Premier envoi vers un spécialiste

[22] Le demandeur prétend que la DG a commis une erreur en avançant qu'on l'avait d'abord envoyé chez un spécialiste en décembre 2010, alors qu'en fait il avait auparavant rencontré le Dr Markland, rhumatologue, en mai 2009, avant la fin de sa période minimale d'admissibilité.

[23] Au paragraphe 28 de sa décision, la DG a fait l'analyse de la preuve médicale soulignant de nouveau que « l'appelant avait été adressé à un spécialiste en décembre 2010 seulement. » Le représentant du demandeur soutient que la DG a reproduit une erreur que le défendeur avait initialement commise dans ses observations et qu'il a tenté de corriger au moyen de sa lettre du 9 mars 2015 adressée à la DG (p. GD5-10).

[24] Une revue du dossier d'audience révèle que le demandeur a effectivement été adressé au Dr Markland le 27 avril 2009 (comme on peut le lire dans les notes cliniques du Dr Bayly, parmi les autres documents, à la page GD4-94). Il s’agit d’une question importante puisque la DG a fondé ses conclusions en partie sur une prétendue absence de traitement avant la fin de la période minimale d'admissibilité.

[25] À mon avis, ce motif offre une chance raisonnable de succès en appel.

Nouveaux documents

[26] D'après mon examen du dossier, les reçus pour les médicaments d'ordonnance et la lettre de mai 2009 du Dr Markland n'avaient pas été déposés au moment de l'audience devant la division générale. Si le demandeur me demande de tenir compte de ces documents supplémentaires, de réévaluer la preuve et de conclure en sa faveur, je suis incapable d'en faire autant à cette étape compte tenu des contraintes énoncées au paragraphe 58(1) de la Loi sur le MEDS. Ni la demande de permission ni l’appel ne donnent la possibilité de statuer à nouveau sur le fond d'une affaire. En bref, il n'y a pas de raison de considérer les documents mentionnés plus haut aux fins d'une demande de permission d’en appeler.

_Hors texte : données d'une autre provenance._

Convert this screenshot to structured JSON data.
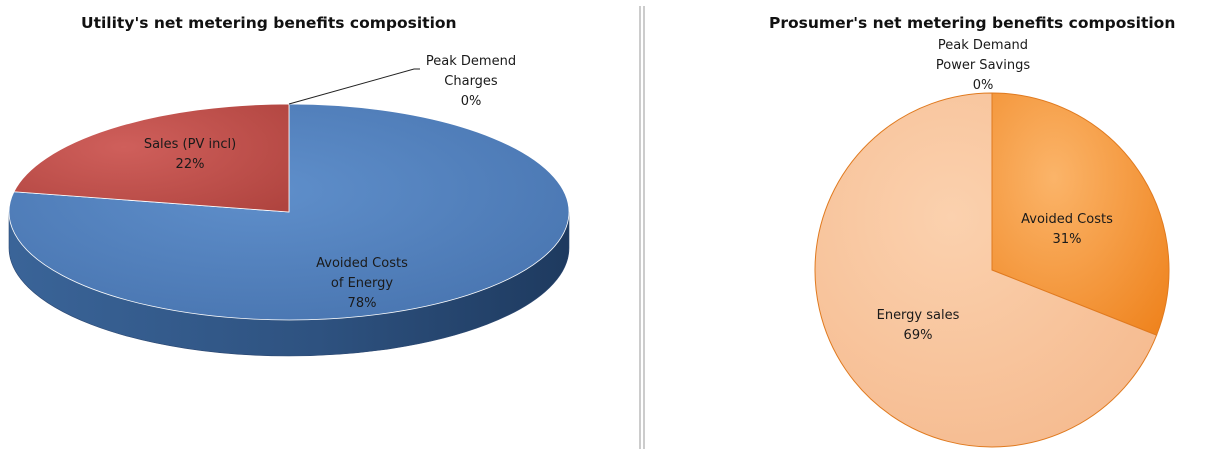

[27] Si le demandeur entend déclarer des faits nouveaux ou déposer de nouveaux dossiers afin de faire annuler ou modifier la décision de la DG, il doit maintenant se conformer aux exigences énoncées aux articles 45 et 46 du Règlement sur le Tribunal de la sécurité sociale, et doit présenter une demande d’annulation ou de modification auprès de la DG. Le paragraphe 66(2) de la Loi sur le MEDS exige que la demande d’annulation ou de modification d’une décision soit présentée dans l’année qui suit la date à laquelle la décision en question a été communiquée aux parties. Selon l’alinéa 66(1)b) de la Loi, un demandeur doit démontrer que le fait nouveau est essentiel et qu’il n'aurait pas été connu au moment de l’audience malgré l’exercice d’une diligence raisonnable.

Conclusion

[28] Comme il a été mentionné, la demande de permission d'en appeler est accordée au motif que la DG pourrait avoir commis les erreurs de fait ou de droit suivantes :

  1. Appliquer la norme énoncée à l'article 68.1 du Règlement sur le Régime de pensions du Canada, relativement aux « gains véritablement rémunérateurs », à une demande présentée avant que la norme ne soit en vigueur;
  2. Évaluer les revenus de 2010 du demandeur en tant que travailleur indépendant, sans tenir compte de certains coûts d’exploitation d’une entreprise;
  3. Conclure que le demandeur n'avait été adressé à aucun spécialiste avant décembre 2010 alors que dans les faits il avait vu un rhumatologue en mai 2009 - avant la période minimale d'admissibilité.

[29] J’invite les parties à présenter des observations concernant le mode d’audience (c.-à-d. déterminer si l’audience devrait avoir lieu par téléconférence, par vidéoconférence, à l’aide d’autres moyens de télécommunication, par comparution ou à l’aide de questions et de réponses écrites).

[30] La présente décision qui accorde la permission d’en appeler ne présume aucunement du résultat de l’appel sur le fond du litige.